OPINION FILED DECEMBER 19, 1969.
THE PEOPLE OF THE STATE OF ILLINOIS, APPELLEE,
LARRY SHADOWENS, APPELLANT.
APPEAL from the Circuit Court of Williamson County; the Hon.
LAN HANEY, Judge, presiding.
MR. JUSTICE KLUCZYNSKI DELIVERED THE OPINION OF THE COURT:
After a competency hearing, defendant, Larry Shadowens, pleaded guilty in the circuit court of Williamson County to a charge of burglary and was sentenced to the penitentiary for a term of not less than two nor more than four years. On August 2, 1968, defendant filed a petition, later amended by a second petition, seeking relief under the Post-Conviction Hearing Act (Ill. Rev. Stat. 1967, ch. 38, par. 122-1 et seq.) alleging violations of his constitutional rights. Defendant's amended petition was denied after a hearing and he appealed to this court. He contends that he was denied due process because he was allowed to waive a jury trial at a hearing to determine his competency and that it was error not to appoint two psychiatrists to examine him and to allow a report to be submitted at the hearing in lieu of the testimony of an expert.
Defendant argues that if one is incompetent, this alone would be reason enough to preclude him from waiving his right to a jury trial to determine his competency. Section 104-2(a) of the Code of Criminal Procedure, (Ill. Rev. Stat. 1967, ch. 38, par. 104-2(a),) provides: "If before a trial * * * the court has reason to believe that the defendant is incompetent the court shall suspend the proceedings and shall impanel a jury to determine the defendant's competency. If a jury is waived by the defendant, the court shall conduct a hearing to determine the defendant's competency." This section of the statute which gives the right to have the issue of competency determined by a jury, also gives the defendant the opportunity to waive this right. In People v. Brown (1969), 43 Ill.2d 79, 81, where the sole question before this court was whether a defendant may waive his right to a jury trial in a competency hearing, we held that: "The right to trial by jury guaranteed by the sixth amendment to the Federal constitution and by section 5 of article II of our constitution does not extend to a hearing to determine the competency of a defendant to stand trial. [Citations.] Thus, defendant did not waive a constitutional right." Defendant was advised of his right to a jury by the court. There is nothing in the record to indicate that his waiver was not voluntarily and understandingly made, and therefore the waiver was effective.

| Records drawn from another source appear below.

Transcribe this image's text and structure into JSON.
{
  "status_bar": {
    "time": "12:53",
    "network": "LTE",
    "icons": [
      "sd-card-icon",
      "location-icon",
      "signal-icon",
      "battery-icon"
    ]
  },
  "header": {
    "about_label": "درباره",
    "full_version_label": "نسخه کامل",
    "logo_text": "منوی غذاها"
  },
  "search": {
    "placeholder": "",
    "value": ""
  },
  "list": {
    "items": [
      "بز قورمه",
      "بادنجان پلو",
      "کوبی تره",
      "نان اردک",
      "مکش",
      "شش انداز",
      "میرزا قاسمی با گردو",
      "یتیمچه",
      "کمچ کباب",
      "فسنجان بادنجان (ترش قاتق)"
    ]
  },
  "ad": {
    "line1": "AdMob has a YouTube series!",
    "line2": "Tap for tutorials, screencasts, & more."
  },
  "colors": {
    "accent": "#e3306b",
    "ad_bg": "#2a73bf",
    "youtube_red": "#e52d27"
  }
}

Defendant next argues that it was error not to appoint two or more psychiatrists to examine him for competency. Section 104-2(d) of the Code of Criminal Procedure (Ill. Rev. Stat. 1967, ch. 38, par. 104-2(d)) in part provides; "The court may appoint qualified experts who shall be compensated by the county to examine the defendant with regard to his competency and to testify at the hearing." It is clear that this section was enacted to enable the court to appoint experts who would be compensated by the county. "It is a well recognized tenet of statutory and ordinance construction that words used in the plural shall include the singular, * * *." (Jeneary v. Chicago and Interurban Traction Co., 306 Ill. 392, 396.) The court in its sound discretion could appoint one or more experts or none at all. Pursuant to section 104-2(d) the court appointed C.E. Boyd, M.D., a psychiatrist, to examine defendant for competency to stand trial. This fully complies with the authority granted to the court by section 104-2(d).
Finally, defendant argues that it was error to allow the reports of an expert appointed by the court to be submitted in lieu of actual testimony by the expert in court. While section 104-2(d) does give the court authority to appoint an expert who will testify at the competency hearing, submission of the reports in lieu of testimony was done with the permission of the defendant and without objection from the defense counsel. Absent a showing of prejudice against the defendant, use of the reports was not a reversible error.
For the foregoing reasons judgment of the circuit court of Williamson County denying defendant's amended petition is affirmed.